Through bibliometric analyses, we have identified several prevailing trends in bacteriocin research. Firstly, there has been a significant increase in annual research outputs, which we believe reflects the growing global interest in bacteriocins. Secondly, we have observed a multidisciplinary participation in bacteriocin research, with contributions from various fields. Additionally, we have found that funding for bacteriocin research is relatively evenly distributed worldwide. The countries leading in bacteriocin-related research outputs are spread across the Northern and Southern Hemispheres. The majority of these research outputs are published by reputable publishes such as Elsevier, Springer Nature, Wiley, and the American Society of Microbiology. Interestingly, while bacteriocins research is primarily focused on microbiology, biotechnology, and food science, we have also discovered a significant number of outputs in emerging areas such as plant science, virology, polymer science, and biophysics. This suggests that bacteriocins may have applications in previously unknown fields, and we anticipate further research and applications in these areas in the coming years.

Harnessing the ubiquitous nature of bacteriocins could help in their exploitation for broad applications in innovative areas of the human, animal, and food systems. The food system is benefiting immensely from commercially available bacteriocins. However, the scope of bacteriocin applications in the food system could be expanded in areas such as [fermented] food microbiota modulation, antimicrobial packaging/coating, biosanitizers, antibiofilm, pre/post-harvest biocontrol, and functional food.

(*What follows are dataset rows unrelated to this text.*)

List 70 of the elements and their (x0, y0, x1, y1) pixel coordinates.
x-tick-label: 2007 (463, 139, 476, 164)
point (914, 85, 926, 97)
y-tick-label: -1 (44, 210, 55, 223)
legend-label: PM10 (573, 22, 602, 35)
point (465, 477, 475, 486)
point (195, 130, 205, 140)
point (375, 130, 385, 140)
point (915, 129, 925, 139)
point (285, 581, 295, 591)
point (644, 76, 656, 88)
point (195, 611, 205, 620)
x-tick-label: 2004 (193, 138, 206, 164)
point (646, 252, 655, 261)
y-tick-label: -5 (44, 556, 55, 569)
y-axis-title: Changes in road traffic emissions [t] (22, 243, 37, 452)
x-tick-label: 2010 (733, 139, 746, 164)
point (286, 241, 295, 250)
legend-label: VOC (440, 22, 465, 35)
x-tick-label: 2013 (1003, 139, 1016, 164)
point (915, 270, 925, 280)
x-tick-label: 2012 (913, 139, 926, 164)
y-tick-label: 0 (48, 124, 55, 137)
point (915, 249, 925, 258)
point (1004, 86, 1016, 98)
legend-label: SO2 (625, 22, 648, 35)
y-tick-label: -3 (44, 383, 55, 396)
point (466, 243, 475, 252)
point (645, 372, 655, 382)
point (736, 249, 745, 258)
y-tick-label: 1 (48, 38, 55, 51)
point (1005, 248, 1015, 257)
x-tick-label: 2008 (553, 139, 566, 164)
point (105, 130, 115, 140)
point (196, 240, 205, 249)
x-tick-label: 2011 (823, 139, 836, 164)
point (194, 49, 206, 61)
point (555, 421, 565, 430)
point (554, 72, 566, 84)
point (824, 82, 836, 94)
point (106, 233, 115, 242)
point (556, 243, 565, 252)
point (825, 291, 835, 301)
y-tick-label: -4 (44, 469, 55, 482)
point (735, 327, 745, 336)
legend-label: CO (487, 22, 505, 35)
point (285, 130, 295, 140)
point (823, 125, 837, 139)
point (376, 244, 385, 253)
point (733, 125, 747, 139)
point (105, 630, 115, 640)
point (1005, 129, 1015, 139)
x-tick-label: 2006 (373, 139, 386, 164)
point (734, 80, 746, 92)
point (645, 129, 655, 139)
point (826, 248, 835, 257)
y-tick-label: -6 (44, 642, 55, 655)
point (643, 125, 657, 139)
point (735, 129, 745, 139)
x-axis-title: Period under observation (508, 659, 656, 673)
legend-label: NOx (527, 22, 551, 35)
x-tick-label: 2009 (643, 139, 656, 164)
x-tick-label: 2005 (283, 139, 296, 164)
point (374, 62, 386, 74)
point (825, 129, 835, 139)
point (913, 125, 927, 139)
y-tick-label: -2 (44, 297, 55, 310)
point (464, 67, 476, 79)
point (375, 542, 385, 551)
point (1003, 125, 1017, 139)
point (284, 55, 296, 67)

Furthermore, the use of bacteriocins in the modulation of human and animal microbiota can beneficially improve the composition, diversity, and richness of the microbiota, fostering health and well-being. Bacteriocin modulatory activity can provide a viable microbiome-based solution for the treatment and management of microbiome-associated diseases. Bacteriocins also have the potential for non-invasive bio-diagnosis and could be used for diagnosing both infectious and non-infectious diseases, thus complementing conventional diagnostic tools. In terms of agriculture, the growth-promoting effect of bacteriocins in both plants and animals would undoubtedly improve food security, safety, and quality, as well as promote sustainable agriculture and mitigate concerns associated with antibiotic use.

Through vigorous research, it is necessary to increase the potency and applications of bacteriocins in humans, using innovative approaches such as bioengineering, computational methods, artificial intelligence, nanotechnology, machine learning, microscopy techniques, chemistry, metabolic activity-based assays, and pharmacodynamics. These approaches will facilitate optimal and industrial-scale production of safe bacteriocins for general use.